Last week, Steven Pearlstein offered a Swiftian proposal in The Washington Post to legalize buying votes and thus make the bribing of voters -- already the norm in practice -- a legal norm as well. Clear away all the hypocritical rhetoric about democracy and get on with selling citizens and their votes to the highest bidders.
As usual, however, the timid Washington Post stops at water's edge, leaving us with a clumsy in between proposal that still forces big money to buy big power only indirectly, by going through voters. But why go through voters. What if they refuse to sell?
Yes, there is a better and swifter way to reunite money and political power. It will not only give the rich the access to office they crave, I mean, deserve, but will also contribute heftily to reducing the budget deficit. Don't sell votes, sell federal offices. Auction off seats in the House of Representatives starting with a floor of two billion per seat. Not cheap, but it comes with office space and a staff of a dozen or more young MBAs and Hill-lifers ready to serve the business of America, which as some GM tycoon said long ago, is American business.
With the House at two billion per seat, the Senate needs to go for at least 100 billion a seat -- but remember you get six years for that, not two, and the offices are much larger. The big prize, the White House, should start at 5 trillion, though I imagine that floor would be quickly exceeded. The pretty and, well, you'd have to say sort-of iconic building that comes with the office can probably be leased for a good sum, to offset some of the costs.
The Supreme Court is a special case, but since it will eventually have to pass on the constitutionality of selling public offices to private bidders, it probably also needs to go for a trillion per court seat.
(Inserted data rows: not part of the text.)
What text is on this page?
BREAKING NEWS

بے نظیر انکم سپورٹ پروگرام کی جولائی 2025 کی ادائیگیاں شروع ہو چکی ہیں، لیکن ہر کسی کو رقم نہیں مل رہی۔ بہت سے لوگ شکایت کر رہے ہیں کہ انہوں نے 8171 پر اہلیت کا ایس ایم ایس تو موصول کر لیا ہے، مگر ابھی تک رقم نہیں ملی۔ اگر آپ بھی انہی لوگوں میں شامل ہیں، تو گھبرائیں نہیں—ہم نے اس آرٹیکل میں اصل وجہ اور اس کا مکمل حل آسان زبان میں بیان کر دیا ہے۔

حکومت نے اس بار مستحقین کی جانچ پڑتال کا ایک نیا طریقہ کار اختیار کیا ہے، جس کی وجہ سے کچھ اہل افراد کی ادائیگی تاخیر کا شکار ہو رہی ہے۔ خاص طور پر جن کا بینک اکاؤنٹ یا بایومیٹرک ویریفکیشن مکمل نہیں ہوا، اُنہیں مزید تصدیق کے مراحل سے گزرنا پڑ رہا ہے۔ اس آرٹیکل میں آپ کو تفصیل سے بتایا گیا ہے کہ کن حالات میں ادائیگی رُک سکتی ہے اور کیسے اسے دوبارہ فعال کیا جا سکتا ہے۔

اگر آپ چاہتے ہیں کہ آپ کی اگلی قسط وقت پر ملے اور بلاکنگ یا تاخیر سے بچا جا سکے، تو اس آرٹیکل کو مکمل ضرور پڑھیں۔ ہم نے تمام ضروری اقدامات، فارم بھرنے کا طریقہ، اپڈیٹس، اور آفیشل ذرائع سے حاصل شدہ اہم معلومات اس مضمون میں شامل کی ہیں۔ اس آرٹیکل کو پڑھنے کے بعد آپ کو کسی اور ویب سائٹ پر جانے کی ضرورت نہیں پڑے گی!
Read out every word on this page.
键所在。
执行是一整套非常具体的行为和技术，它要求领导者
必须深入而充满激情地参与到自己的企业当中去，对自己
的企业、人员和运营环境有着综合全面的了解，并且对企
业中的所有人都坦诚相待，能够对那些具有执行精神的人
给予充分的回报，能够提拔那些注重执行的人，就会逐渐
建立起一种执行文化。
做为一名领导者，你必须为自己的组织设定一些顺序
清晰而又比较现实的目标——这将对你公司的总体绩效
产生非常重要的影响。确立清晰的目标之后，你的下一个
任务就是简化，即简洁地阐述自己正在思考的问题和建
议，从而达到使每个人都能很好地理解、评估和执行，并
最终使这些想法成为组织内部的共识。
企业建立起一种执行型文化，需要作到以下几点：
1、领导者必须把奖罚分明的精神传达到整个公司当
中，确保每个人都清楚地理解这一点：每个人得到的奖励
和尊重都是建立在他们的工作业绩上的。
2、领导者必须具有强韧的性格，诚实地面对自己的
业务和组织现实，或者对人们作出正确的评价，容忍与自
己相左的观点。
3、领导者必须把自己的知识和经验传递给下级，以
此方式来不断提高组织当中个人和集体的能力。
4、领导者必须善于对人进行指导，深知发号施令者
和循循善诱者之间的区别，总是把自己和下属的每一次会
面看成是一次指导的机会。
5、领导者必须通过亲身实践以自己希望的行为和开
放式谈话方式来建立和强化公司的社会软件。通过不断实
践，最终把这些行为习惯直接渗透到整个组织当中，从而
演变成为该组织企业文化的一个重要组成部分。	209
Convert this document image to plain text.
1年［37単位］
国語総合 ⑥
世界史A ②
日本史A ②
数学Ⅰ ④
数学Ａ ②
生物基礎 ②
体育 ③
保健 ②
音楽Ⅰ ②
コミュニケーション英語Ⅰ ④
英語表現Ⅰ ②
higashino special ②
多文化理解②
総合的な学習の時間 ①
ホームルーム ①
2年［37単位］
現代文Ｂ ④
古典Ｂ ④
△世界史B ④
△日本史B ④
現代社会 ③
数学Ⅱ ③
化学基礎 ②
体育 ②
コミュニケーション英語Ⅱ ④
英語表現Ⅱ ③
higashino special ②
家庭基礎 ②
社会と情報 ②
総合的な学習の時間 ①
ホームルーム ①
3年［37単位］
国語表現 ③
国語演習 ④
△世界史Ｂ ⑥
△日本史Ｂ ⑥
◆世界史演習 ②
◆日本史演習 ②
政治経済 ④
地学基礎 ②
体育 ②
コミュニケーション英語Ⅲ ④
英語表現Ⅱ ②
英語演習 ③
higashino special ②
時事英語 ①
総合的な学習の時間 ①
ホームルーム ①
After all, if you want to buy not just public offices, but legitimacy as well, you gotta expect to pay out.
A simple solution, no? First of all, no more hypocrisy and hype. "Buying office" means what it says. Second, I mean, I'm no math whiz, but even if the entry level numbers are not bid up in auction, I think sale of the House of Representatives nets nearly a trillion, the Senate 10 trillion, the Supreme Court 9 trillion and the White House another 5 trillion. That's a cool 25 trillion, plus or minus a few hundred billion. Replicated every couple of years ad infinitum. Wouldn't THAT put a helluva dent in the national debt?
Of course, the purchasers might prefer to use the loot (see, it goes to government and they ARE government!) in another way, say to invade Iran, Egypt and North Korea, for which 25 trillion would be a pretty good down payment.
The country benefits coming and going. We finally get something for selling out democracy, and can watch American Idol and the Super Bowl without being interrupted by those endless Republican debates (dedicated to convincing us that selling government is a good thing, about which we will no longer need to be convinced) and those lofty presidential speeches about how the only way to produce jobs is drill baby drill (with the Arctic melting, what difference does it make anyway?), and hydrofrack some more along the way. I mean, the oil industry already owns the country, so how about they actually PAY something for it!
Best of all, the private vendors who buy the public trust have a great way to recoup their investment: issue an IPO. That lets the public pay for selling off public power and accountability to private companies. And makes citizens stakeholders in the new system (kind of). And isn't that what democracy is all about?